The results are summarized in Table 1. The average age of the patients was 63.8 years (range 29 – 82). Male/Female ratio was 5/7. The average follow-up time was 3.3 months (range 1 to 11) after amniotic membrane transplantation. The average visual acuity before and after the surgery was 0.03 (range 0.01 to 0.13) and 0.05 (range 0.01 to 0.2), respectively (P=0.15). The average healing time of the corneal epithelial defect or stromal ulcer was 6.8 weeks (range 2 to 22) after surgery. At the time of surgery, eight patients (67%) were receiving immunosuppressive treatment for an underlying autoimmune disease associated with epithelial defect or stromal ulcer. In 11 eyes (92%) the epithelial defect or stromal ulcer healed after the first amniotic membrane transplantation. In one eye (8%) (No. 12), the defect persisted after the first amniotic membrane transplantation. The epithelial defect or stromal ulcer healed and remained stable without an episode of recurrence in six eyes (50%).
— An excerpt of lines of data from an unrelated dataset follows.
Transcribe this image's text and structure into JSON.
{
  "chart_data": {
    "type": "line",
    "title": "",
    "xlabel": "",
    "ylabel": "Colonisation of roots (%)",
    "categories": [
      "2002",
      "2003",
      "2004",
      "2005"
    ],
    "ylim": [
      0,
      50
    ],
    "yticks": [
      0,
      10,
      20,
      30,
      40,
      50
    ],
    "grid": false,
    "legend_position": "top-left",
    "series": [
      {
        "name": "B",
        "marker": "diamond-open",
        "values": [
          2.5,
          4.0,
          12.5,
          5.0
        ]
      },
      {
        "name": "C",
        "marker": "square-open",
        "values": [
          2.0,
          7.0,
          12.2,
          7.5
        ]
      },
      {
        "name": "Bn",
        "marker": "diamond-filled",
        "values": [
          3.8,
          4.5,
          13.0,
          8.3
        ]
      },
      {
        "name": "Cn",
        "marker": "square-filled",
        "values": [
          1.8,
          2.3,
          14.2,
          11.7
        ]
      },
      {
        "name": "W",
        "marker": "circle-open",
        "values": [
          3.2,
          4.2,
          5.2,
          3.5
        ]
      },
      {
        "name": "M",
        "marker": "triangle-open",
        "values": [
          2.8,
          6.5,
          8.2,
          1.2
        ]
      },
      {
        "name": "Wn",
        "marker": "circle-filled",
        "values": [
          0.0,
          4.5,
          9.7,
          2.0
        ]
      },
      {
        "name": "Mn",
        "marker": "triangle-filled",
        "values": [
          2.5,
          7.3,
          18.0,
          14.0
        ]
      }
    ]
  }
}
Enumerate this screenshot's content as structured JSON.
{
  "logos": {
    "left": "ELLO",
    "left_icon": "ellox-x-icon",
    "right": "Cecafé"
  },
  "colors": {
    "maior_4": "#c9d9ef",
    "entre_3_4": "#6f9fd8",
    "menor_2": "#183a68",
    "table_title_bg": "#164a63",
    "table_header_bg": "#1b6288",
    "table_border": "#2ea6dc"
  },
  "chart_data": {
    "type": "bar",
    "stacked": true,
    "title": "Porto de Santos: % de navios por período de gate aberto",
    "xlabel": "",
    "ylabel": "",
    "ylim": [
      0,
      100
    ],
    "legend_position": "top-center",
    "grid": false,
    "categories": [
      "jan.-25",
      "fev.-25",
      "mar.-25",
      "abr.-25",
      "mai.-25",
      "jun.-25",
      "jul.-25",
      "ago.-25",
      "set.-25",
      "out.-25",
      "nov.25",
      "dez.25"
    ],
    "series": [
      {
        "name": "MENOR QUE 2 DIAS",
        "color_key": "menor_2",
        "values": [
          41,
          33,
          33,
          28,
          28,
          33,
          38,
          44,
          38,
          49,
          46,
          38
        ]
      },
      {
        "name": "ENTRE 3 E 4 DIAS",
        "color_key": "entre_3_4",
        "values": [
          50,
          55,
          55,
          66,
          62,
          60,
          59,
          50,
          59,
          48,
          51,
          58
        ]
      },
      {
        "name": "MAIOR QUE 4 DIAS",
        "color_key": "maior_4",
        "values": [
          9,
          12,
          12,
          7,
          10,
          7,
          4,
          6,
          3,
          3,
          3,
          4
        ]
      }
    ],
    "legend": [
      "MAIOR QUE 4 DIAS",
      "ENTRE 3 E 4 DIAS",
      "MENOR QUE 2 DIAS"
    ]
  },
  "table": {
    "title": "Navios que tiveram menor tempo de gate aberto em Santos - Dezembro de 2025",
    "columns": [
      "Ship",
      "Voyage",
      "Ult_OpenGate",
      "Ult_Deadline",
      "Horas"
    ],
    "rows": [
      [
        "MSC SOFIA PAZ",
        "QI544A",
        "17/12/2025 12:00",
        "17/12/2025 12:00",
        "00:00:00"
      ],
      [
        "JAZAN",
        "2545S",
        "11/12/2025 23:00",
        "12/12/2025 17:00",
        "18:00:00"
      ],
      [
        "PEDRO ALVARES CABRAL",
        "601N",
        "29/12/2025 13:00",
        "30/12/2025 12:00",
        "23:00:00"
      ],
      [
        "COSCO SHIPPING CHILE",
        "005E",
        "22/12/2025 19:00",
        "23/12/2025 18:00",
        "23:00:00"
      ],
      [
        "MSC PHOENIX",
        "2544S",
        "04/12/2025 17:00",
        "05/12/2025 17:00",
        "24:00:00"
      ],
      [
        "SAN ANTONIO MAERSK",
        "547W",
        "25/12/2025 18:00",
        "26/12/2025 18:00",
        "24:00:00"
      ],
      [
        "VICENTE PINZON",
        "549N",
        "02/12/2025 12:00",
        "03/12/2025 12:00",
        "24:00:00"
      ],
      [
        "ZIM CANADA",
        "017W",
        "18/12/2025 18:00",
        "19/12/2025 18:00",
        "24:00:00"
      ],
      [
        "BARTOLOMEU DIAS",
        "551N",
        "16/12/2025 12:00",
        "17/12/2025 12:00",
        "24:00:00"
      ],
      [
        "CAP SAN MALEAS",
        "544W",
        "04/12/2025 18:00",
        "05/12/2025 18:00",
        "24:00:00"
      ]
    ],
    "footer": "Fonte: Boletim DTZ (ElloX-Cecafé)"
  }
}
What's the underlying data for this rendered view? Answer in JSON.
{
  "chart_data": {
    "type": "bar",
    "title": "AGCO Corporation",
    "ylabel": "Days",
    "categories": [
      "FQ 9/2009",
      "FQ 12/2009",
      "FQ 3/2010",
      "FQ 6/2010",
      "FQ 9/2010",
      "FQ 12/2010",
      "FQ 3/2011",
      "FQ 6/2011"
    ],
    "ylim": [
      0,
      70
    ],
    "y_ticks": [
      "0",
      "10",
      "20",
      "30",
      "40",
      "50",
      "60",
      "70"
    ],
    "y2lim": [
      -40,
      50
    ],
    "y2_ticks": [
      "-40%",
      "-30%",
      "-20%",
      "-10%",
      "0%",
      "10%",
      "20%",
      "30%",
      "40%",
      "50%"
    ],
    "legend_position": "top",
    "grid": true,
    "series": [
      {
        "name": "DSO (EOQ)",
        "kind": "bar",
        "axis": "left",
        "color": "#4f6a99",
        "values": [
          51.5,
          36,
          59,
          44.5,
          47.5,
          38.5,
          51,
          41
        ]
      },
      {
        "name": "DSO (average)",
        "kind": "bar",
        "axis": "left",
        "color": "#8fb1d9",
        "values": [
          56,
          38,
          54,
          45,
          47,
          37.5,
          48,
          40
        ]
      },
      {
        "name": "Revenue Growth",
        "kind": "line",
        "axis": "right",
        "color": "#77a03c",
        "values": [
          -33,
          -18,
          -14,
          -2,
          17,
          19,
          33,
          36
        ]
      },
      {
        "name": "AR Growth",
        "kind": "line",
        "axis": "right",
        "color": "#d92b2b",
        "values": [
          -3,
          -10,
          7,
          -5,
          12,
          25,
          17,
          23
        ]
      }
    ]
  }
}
During the follow-up time, recurrence of the epithelial defect or stromal ulcer occurred in five eyes (42%). The recurrence episode of epithelial defect or stromal ulcer was successfully treated with bandage contact lens in all but two patients (No. 4 and No. 5). Keratoprosthesis was indicated in both cases. In 8 eyes, the amniotic membrane transplantation was associated with additional surgical procedures. These included: superficial keratectomy (2 eyes), limbal stem cell transplantation (2 eyes), tarsorrhaphy (1 eye), superficial keratectomy and tarsorrhaphy (1 eye), conjunctival biopsy (1 eye), and fornix reconstruction (1 eye). Eight patients (75%) were receiving immunosuppressive treatment at the time of amniotic membrane transplantation for underlying autoimmune disease.